Background: SITRAME (Systemic Inflammatory Truncular Recurrent Acute Macular Eruption) syndrome is a newly described disease [1]. Patients present in adulthood with recurrent flares of the disease associated with stereotypical truncal macular eruption, fever and fatigue. Flares are most commonly triggered by viral infection or injection of the mRNA vaccine against SARS-CoV2. When colchicine was introduced empirically, its efficacy was poor. On the other hand, the introduction of omalizumab led to a reduction in the frequency of flares in two patients.

Objectives: In this study, we aim to determine the pathophysiological mechanism of the disease.

Methods: 12 patients were recruited to perform a multi-level characterisation of the disease. This characterisation includes phenotypic analysis of peripheral blood mononuclear cells (PBMC) by flow cytometry, assessment of plasmatic cytokine levels by ELISA, assessment of cellular cytokine production by flow cytometry and transcriptomic analysis using a NanoString panel. All analyses were performed on blood from basal and flare patients, except for the transcriptomic analysis, which was performed on basal patients only. Statistical analyses were performed using Wilcoxon test for transcriptomic data and Kruskal-Wallis test for all other analyses.

Results: Patients show high inter-individual heterogeneity without differences in major cellular phenotypes compared to healthy donors. Transcriptomic analysis revealed a common inflammatory signature with a high proportion of interferon-induced genes (32% of upregulated genes). Flare patients showed significantly higher plasmatic levels of CXCL10 and CCL19 compared to healthy donors ( p=0.0384 and p=0.0208 , respectively). Without any in vitro stimulation, monocytes from flare patients show increased interferon-α production compared to patients with a basal state ( p=0.0382 ). Without in vitro stimulation, plasmacytoid dendritic cells from flare patients show increased interferon-α production compared to healthy donors ( p=0.0438 ).
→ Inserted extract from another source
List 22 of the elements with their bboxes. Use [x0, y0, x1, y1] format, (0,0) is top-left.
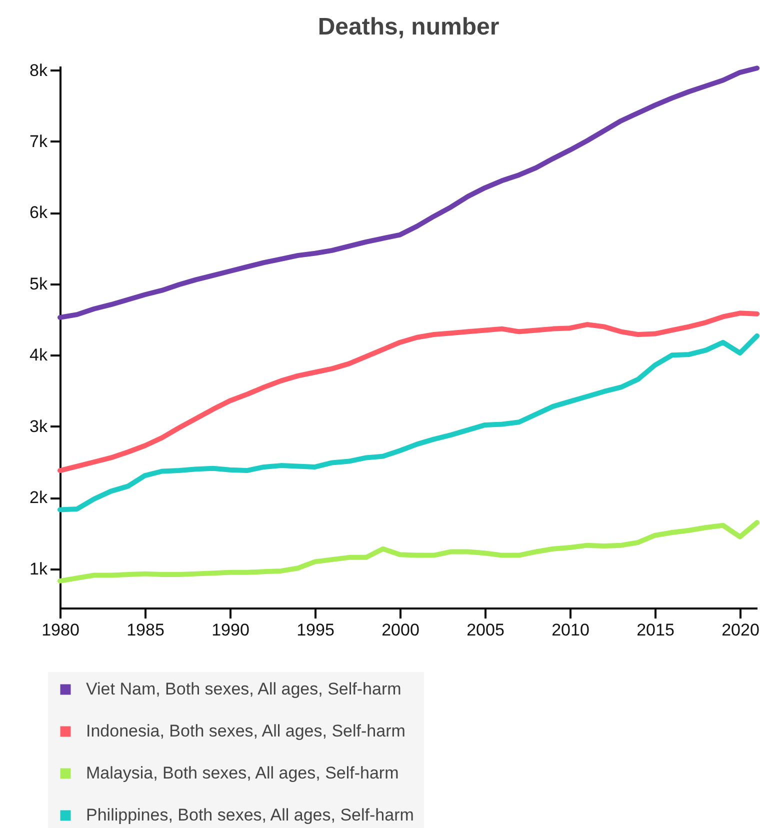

Conclusion: The upregulation of CXCL10, a chemokine that is highly induced by interferon-α, and higher levels of interferon-α production in cells from patients with a flare of the disease suggest a role for interferon-α in the SITRAME syndrome. In addition, the common inflammatory molecular signature of patients in the basal state of the disease supports pathological processes in SITRAME patients, even when the disease is quiescent.

REFERENCES: [1] Soria A, Amsler E, Garel B, Moguelet P, Tieulié N, Cordoliani F, et al. Systemic inflammatory trunk recurrent acute macular eruption ( SITRAME ): A new auto-inflammatory syndrome in adult? Acad Dermatol Venereol. 2022 Nov 30;jdv.18771.

Acknowledgements: NIL.

Disclosure of Interests: None declared.